The Greek word here rendered “neglect” is translated “made light of” in Matthew 22:5. In this latter passage the reference is to the King making a marriage for His Son, and then sending forth his servants to call them which were bidden to the wedding. But they “made light of “the King’s gracious overtures and “went their ways, one to his family, another to his merchandise.” The parable sets forth the very sin against which the apostle was here warning the Hebrews, namely, failure to give earnest heed to the things which were spoken by the Lord, and neglecting His great salvation. — Pink, page 56.

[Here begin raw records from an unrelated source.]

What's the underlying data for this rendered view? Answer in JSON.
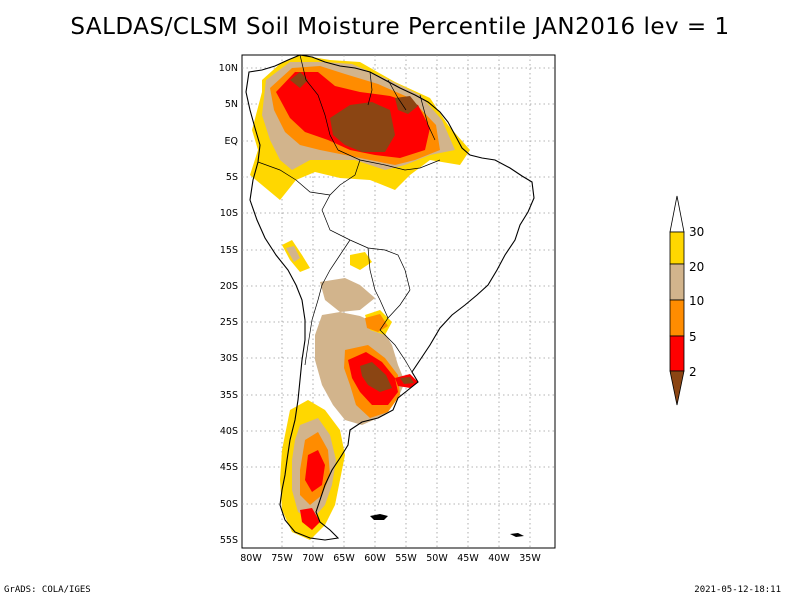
{
  "title": "SALDAS/CLSM Soil Moisture Percentile JAN2016 lev = 1",
  "footer": {
    "left": "GrADS: COLA/IGES",
    "right": "2021-05-12-18:11"
  },
  "map": {
    "region": "South America",
    "lat_labels": [
      "10N",
      "5N",
      "EQ",
      "5S",
      "10S",
      "15S",
      "20S",
      "25S",
      "30S",
      "35S",
      "40S",
      "45S",
      "50S",
      "55S"
    ],
    "lon_labels": [
      "80W",
      "75W",
      "70W",
      "65W",
      "60W",
      "55W",
      "50W",
      "45W",
      "40W",
      "35W"
    ]
  },
  "legend": {
    "labels": [
      "30",
      "20",
      "10",
      "5",
      "2"
    ],
    "colors": {
      "above_30": "#ffffff",
      "20_30": "#ffd700",
      "10_20": "#d2b48c",
      "5_10": "#ff8c00",
      "2_5": "#ff0000",
      "below_2": "#8b4513"
    }
  }
}
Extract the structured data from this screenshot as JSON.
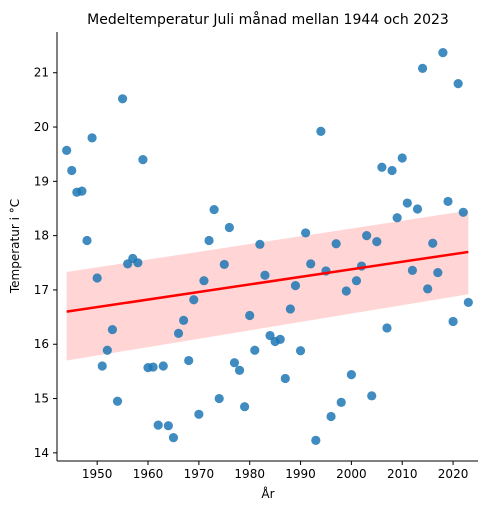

The words “if we neglect” have their primary reference to the Jews of the period in which the writer lived, who had outwardly left the temple sacrifices, had made a profession of Messiah as High Priest, and who under stress of persecution from apostate Judaism, were neglecting attendance upon the means of grace (Hebrews 10:25), were allowing themselves to drift by New Testament truth, were leaning back towards the First Testament, and were in danger of returning to the temple sacrifices, an act that would constitute the sin known as apostasy, from which there would be no recovery. The writer is trying to keep them from committing that sin. — Hebrews in the Greek New Testament, by Kenneth S. Wuest, page 52.

Lord (v.3) = Jehovah

The First Testament was given by angels, the Second (New) was given by Jehovah Himself

those who heard Him (v.3) — the apostles

also bearing witness (v.4) — on word in the Greek = “joint-testimony,” “giving witness together”

gifts (v.4) = distributions, with the idea of “dividing among”

So, if the law firmly demanded obedience and justly punished disobedience, although given by inferior messengers (angels), how much more should we listen to the message given by the superior messenger, Christ?